May I suggest some things? I think I may.

Sentence structure is very important as is punctuation and grammar. Take time to read your work over and over again in order to see if it flows well. Also break up the paragraphs kinda like this as it helps others to read the story easier.

Prologue

The skies were surprisingly clear with the stars flickering brightly, a cold and silent night on the surface of Obsidia, the sudden sound of a large explosion emitted from the stars, flashing light and explosions were furiously sounding and illuminating the night skies, flaming shards of metal were falling from the sky crashing into the ground of Obsidia like crashing meteorites. 
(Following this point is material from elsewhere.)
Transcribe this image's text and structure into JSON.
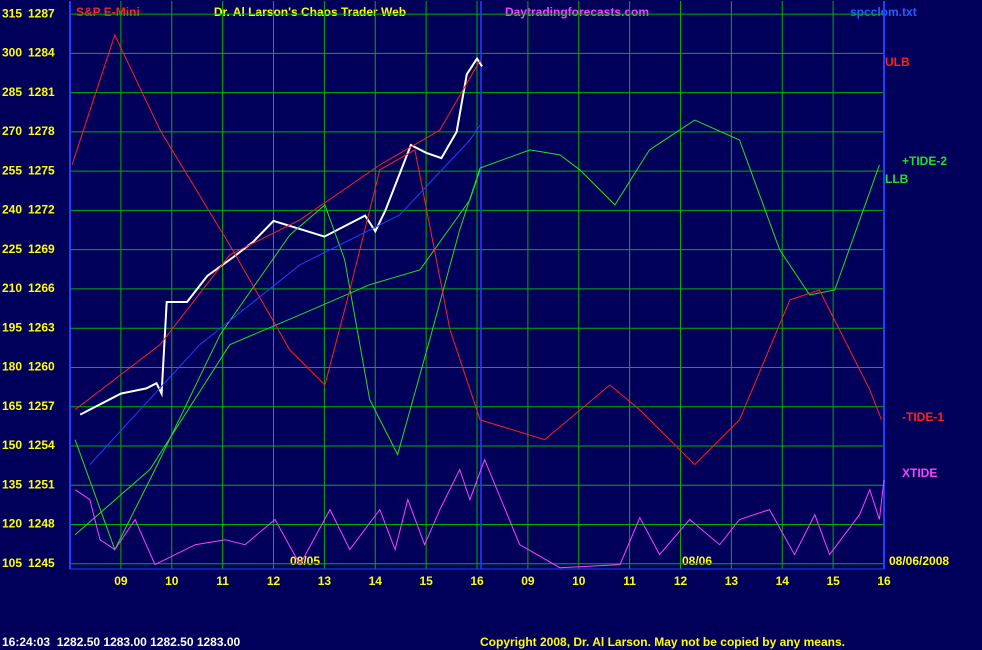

The above paragraph is like five sentences all hooked together. It runs on and on. Add a period or two for starters.

The roar of an engine from a thunderhawk gunship over powered the sounds of explosions, releasing two drop pods towards the surface only a minute or two before the gunship collided with the ground exploding with such force shaking the very earth. 

The two escaped drop pods crashed landed a few mile away from the demolished gunship, the black colour of the drop pods were a common scheme here on Obsidia. 

Sounds of explosions still emitted from the flashing skies as a sudden crack emulated from the pods the doors crashed open hitting the floor, no more than a squad of space marines stumbled from the pods, standing like giants in all black armour with a white trim and shining blood red eyes, equipped with the preferred weapon of the space marines a bolter. 

One of the marines stood out more than the rest equipped with a dusty red helmet, a smaller gun known as a bolt pistol and a black and white sword with a chainsaw like edge, as he looked in the direction of the crashed thunderhawk gunship, a second marine approached the more intimidating marine “Sergeant Lenix, whats your orders sir” questioning the commanding marine on what was needed to be done, Lenix commanded the marines with a deep dominating voice “Brothers, we must beat that filth to the ship, we don’t have much time, move out”, with the commands ordered the marines began to bolt towards the crashed gunship with speed. For the love of the Emperor add some periods and break this up. 


Okay, the bad news first. The story is one giant run on sentence. 

Now the good news. You have the beginnings of something great; imagination and desire. Learn all you can as fast as you can. You will grow with the more stories you write. 

Keep at it and don't quit. :so_happy:


----------



## Byrnz (Jan 5, 2012)

thanks for your input like i said it has work to be done but with your advice i will finish it off then do a few read throughs and make sure it works, and as you pointed out i will break it up more and make sure it works well,

and thanks i wont be quiting ive got a few ideas in mind for follow ups to this one i know it jumped right into it but that was the plan i wanted to see if i can catch the attention of the readers straight away XD

youve been a great help if you have anymore advice just speak your mind this is my first attempt at writing a story  so the more advice the better haha


----------